Wednesday, April 13, 2011

Pain

"Sometimes what seems like surrender isn't surrender at all.  It's about what's going on in our hearts.  About seeing clearly the way life is and accepting it and being true to it, whatever the pain, because the pain of not being true to it is far, far greater."
-- Nicolas Evan, the Horse Whisperer

The past few months have been filled with a lot of pain. A lot of being honest with myself and with what is really going on in my life and my interactions with people around me. I don't like feeling hurt. I don't like feeling things that cause discomfort. For physical pain, there is a pill you can take that makes it all go away....but for the pain that resides in your heart, the only way to heal yourself from that pain is to let yourself feel it and be honest about it.

For so long, I chose not to see what was actually happening in my life.  Choosing not to see that someone chooses someone else.  Choosing not to see that life changes, people move on and we all grow and change.  It was easier to hold so tightly to the world that I created and not see the world that I actually live in.

Often it's easy to pretend that our friendships are what we want them to be, when in fact they are falling apart.  It is easy to pretend that we have the relationships we want, when in fact we don't.  It's easy to believe we make the decisions that will make us ultimately happy, even if they inflict pain now, when in fact we don't.

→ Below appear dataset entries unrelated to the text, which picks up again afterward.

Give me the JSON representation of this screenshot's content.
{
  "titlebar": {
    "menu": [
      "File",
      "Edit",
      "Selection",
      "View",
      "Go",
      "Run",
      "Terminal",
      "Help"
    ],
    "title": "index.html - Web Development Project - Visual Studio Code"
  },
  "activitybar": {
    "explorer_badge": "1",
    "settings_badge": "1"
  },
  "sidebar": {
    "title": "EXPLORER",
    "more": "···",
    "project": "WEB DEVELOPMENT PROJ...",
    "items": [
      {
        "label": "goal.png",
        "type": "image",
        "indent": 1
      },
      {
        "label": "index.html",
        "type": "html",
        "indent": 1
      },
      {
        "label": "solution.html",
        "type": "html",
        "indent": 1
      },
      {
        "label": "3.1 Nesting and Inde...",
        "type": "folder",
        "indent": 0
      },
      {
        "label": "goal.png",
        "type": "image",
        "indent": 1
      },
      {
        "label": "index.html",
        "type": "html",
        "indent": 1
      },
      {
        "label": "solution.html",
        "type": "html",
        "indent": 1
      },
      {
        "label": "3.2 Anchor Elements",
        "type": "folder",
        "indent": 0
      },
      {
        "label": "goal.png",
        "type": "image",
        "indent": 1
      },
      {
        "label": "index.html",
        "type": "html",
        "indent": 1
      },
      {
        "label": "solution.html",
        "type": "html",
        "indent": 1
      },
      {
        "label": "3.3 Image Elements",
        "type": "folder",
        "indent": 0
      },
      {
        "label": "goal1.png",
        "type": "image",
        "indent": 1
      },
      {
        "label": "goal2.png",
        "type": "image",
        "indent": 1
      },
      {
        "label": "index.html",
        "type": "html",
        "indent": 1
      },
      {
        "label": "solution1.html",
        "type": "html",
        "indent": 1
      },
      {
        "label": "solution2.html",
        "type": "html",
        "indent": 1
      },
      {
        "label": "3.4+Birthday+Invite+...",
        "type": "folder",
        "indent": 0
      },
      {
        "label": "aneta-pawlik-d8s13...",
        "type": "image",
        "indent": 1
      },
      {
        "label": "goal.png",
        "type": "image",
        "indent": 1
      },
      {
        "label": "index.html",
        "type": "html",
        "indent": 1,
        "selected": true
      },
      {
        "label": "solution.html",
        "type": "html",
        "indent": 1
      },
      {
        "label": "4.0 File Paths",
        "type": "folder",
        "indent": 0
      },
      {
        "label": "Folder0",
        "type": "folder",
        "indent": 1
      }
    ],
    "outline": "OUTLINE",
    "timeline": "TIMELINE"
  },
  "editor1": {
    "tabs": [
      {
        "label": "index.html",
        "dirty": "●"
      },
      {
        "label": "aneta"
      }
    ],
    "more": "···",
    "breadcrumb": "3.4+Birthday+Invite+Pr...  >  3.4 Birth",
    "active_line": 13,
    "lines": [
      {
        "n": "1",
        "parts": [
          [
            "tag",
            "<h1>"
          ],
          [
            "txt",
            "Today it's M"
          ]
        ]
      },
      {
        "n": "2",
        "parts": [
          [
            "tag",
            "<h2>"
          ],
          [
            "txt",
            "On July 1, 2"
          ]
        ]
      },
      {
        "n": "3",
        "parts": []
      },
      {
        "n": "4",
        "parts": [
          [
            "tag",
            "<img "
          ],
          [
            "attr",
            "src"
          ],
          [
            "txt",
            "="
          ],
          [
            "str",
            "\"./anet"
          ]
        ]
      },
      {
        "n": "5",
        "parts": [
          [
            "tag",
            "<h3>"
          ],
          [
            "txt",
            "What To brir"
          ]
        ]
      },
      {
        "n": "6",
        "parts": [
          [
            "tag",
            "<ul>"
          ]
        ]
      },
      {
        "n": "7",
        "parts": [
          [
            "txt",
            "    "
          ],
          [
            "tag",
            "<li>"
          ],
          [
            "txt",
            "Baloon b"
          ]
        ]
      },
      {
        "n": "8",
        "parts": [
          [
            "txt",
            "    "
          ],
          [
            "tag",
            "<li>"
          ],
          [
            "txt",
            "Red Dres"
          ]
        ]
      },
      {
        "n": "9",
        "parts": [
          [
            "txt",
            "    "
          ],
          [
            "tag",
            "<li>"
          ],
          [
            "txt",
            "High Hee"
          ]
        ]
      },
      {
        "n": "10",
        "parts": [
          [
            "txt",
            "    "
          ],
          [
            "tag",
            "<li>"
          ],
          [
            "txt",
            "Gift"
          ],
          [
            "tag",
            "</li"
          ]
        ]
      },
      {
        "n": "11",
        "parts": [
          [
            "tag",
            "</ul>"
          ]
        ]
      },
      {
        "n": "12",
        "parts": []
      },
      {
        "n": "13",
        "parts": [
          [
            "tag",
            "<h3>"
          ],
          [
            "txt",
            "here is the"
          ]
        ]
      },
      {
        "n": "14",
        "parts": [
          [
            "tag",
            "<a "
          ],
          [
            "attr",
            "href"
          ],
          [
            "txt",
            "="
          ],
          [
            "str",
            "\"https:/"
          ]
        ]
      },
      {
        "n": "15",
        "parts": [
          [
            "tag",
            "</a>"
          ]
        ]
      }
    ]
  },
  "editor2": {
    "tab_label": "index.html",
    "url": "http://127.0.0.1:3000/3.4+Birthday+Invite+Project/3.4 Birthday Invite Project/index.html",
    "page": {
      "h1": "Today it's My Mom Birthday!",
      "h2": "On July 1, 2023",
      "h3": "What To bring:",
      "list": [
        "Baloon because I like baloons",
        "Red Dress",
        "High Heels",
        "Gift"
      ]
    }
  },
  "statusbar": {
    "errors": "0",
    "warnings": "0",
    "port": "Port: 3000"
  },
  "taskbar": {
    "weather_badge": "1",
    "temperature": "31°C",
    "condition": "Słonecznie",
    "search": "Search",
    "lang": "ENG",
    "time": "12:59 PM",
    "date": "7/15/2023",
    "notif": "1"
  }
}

Denial is not a river in Egypt.

Pain is how we grow. Pain is how our body heals. It's not always fun. When I look back at all of my surgeries, there was a lot of pain involved in each one. The pain of surgery is far greater (at least in my case) than the pain of living with whatever is "wrong" in your body. But part of our being created in the likeness of the Lord is that humans are able to see ahead, endure something that is more painful now for the benefit of feeling less pain in the future. To endure pain, sometimes, is necessary. And as you grow, the pain lessens and hopefully in the long run you will be be "better" and experience less pain.

Cohelo wrote in "The Alchemist:"

"Tell your heart that the fear of suffering is worse than the suffering itself. And that no heart has ever suffered when it goes in search of its dreams, because every second of the search is a second's encounter with God and with eternity."